We have been shamed for our feelings, and this is true if we were abused as children, or only as adults. By pressuring us to suppress our true emotions, the abuser has an easier time controlling his/her victim and keeping us quiet.

Good for you that you're not going to let that happen anymore! :cheer:

sanmagic7

i could have sworn i responded to this post this morning, but it isn't here now.

anyway, i agree - i'm glad you sent the email and took a step toward being vulnerable.  you took a step toward being real, and that's what will help you make progress in all this.  i'm also glad your t was supportive and caring.  you sent that email for a reason, and i believe it's because you're more ready now than ever to get on with your process of exploring and ultimately healing. 
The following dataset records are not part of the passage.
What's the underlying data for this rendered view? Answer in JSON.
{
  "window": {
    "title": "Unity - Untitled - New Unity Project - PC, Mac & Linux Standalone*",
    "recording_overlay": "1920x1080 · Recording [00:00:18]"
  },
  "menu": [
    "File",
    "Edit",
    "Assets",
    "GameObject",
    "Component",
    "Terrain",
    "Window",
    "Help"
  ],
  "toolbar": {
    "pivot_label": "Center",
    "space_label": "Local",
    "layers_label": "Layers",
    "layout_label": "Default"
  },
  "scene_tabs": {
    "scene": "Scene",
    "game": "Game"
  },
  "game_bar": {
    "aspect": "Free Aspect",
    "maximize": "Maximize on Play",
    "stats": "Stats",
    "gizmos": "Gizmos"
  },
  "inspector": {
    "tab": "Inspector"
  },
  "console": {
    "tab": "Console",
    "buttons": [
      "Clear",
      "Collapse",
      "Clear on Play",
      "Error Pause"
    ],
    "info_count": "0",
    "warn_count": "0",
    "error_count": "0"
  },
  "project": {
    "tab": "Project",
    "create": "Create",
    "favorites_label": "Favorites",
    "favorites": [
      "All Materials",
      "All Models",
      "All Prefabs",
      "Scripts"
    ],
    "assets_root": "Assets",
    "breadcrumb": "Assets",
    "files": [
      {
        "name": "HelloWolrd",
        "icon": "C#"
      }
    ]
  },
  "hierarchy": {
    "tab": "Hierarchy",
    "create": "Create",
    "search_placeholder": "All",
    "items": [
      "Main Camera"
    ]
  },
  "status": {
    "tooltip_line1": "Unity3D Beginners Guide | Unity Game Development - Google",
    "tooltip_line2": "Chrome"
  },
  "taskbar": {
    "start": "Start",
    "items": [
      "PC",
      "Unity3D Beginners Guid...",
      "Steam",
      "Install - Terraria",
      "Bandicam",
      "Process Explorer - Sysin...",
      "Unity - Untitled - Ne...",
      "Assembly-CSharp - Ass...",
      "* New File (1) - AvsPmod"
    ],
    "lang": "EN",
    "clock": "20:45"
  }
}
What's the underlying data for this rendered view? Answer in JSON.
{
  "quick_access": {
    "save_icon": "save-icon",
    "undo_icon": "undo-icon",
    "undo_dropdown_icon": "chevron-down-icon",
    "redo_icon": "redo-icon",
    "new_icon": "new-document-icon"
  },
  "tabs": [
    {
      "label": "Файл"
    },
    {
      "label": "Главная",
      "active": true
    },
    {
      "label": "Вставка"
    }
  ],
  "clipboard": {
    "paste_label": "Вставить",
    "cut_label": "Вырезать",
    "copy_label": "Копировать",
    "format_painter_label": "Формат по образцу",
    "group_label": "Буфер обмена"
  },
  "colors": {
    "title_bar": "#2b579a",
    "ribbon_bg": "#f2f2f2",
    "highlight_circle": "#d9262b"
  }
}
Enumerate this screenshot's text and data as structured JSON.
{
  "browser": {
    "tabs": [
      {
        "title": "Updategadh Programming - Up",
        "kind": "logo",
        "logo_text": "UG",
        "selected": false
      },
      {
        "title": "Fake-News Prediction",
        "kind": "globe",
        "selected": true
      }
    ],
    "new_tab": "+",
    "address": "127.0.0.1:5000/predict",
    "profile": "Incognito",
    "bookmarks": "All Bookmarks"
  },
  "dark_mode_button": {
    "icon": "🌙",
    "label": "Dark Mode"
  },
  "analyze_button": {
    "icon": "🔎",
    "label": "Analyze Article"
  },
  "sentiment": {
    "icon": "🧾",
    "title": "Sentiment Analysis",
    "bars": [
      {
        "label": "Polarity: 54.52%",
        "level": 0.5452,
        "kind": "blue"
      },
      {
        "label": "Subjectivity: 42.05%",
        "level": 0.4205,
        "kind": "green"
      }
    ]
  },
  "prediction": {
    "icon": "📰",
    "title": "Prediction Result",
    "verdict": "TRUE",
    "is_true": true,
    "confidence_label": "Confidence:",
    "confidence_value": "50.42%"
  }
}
i also think that it was your 'smart' adult part rather than any stupid part of you that got you to do this.  we're not stupid, no matter what anyone has said.  you're smart enough to recognize that you've tended to put the vulnerable part of you away, and you took the chance to do something different.  good for you, my dear.

Twinkletoes

I was about to start a post pretty much identical to this one... I am in that same place again.

I feel anxious about my session tonight because I sent her another really desperate and vulnerable and needy email last Friday and now it has dispersed... I have to see her tonight, I feel ashamed and embarrassed about that - I don't want her to make me feel back there because it was horrible and I am now better....

Oh I hate this feeling.

jdcooper

#4
I have posted things on this site that I later regret because the feelings of vulnerability and distress subside.  I then look at the post and say how could I have not seen that what I wrote isn't rationally true.

I have also sent texts to my therapist when I have some emotional crisis; luckily she  usually gets right back to me and we talk or text and I feel better.

However, I recently had an intense emotional reaction to a facebook picture and post from a family member and texted my therapist immediately; but deleted it.  I just didn't want to feel vulnerable or needy.

Its hard.  I am embarrassed that simply looking at a photo can bring me to such pain; shouldn't I be better by now?  What will my therapist thing that I am still stuck?

All these things run through my mind.  You are not alone.